In part one, we learnt to extract various features from audio clips. We, also, trained a two layer neural network to classify each sound into a predefined category. Today, we will go one step further and see how we can apply Convolution Neural Network (CNN) to perform the same task of urban sound classification.

Note: If you want to get in-depth understanding of how CNN works. Kindly consult following resources: [1], [2] and [3].

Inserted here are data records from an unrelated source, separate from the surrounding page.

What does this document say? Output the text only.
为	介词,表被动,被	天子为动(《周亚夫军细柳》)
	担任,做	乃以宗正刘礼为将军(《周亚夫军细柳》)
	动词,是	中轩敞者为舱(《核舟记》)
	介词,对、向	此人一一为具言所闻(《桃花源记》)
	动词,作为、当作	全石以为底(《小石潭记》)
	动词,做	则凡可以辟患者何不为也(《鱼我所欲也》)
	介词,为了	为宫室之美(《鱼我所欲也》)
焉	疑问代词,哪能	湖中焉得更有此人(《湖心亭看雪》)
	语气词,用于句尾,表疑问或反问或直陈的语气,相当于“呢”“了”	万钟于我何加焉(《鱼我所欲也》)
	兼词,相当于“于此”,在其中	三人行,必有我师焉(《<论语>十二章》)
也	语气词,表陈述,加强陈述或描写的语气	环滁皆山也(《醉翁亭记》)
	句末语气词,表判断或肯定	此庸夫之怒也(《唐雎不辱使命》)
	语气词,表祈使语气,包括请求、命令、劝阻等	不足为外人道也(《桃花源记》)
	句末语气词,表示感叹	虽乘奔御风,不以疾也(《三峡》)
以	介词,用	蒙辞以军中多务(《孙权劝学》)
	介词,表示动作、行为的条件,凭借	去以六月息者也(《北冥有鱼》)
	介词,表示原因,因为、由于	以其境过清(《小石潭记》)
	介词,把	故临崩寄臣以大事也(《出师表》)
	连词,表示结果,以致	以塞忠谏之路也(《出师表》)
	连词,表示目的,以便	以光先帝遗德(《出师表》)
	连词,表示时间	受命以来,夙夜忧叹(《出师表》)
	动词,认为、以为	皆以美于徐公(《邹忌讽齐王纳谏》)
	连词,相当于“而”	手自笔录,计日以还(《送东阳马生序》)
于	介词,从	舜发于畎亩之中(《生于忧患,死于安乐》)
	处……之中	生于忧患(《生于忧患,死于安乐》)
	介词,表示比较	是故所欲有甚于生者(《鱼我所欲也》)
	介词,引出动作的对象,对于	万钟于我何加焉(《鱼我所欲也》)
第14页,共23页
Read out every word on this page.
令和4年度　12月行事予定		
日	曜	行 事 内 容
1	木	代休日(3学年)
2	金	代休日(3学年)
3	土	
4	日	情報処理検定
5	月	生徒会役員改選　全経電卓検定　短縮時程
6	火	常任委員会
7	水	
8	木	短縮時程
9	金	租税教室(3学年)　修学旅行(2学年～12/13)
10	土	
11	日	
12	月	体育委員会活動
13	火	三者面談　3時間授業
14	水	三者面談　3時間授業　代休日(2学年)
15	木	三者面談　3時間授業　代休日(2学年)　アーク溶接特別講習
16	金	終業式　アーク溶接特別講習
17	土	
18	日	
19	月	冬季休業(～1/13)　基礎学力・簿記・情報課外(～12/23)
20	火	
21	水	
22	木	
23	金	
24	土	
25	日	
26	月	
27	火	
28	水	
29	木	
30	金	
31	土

The well-known application of CNN is image classification, where a fixed dimension image is fed into a network along with different channels (RGB in the case of a color image) and after various steps of convolution, pooling and fully connected layers, network outputs class probabilities for the image. We want to do the same, but here instead of an image, we have sound clips. A quick search on Google Scholar provide a lot of research papers, which discuss the implementation of CNN on a sound dataset. A paper I found particularly interesting and quite relevant is Environmental sound classification with convolutional neural networks by Karol J. Piczak. I borrowed the idea of dataset (feature extraction) preparation for CNN from this paper. For example: how to get equal size segments from varying length audio clips and which audio feature(s) we can feed as a separate channel (just like RGB of a color image) into the network. Once we have the initial dataset ready for the CNN. We can train as deep network (composed of different layers) as we want!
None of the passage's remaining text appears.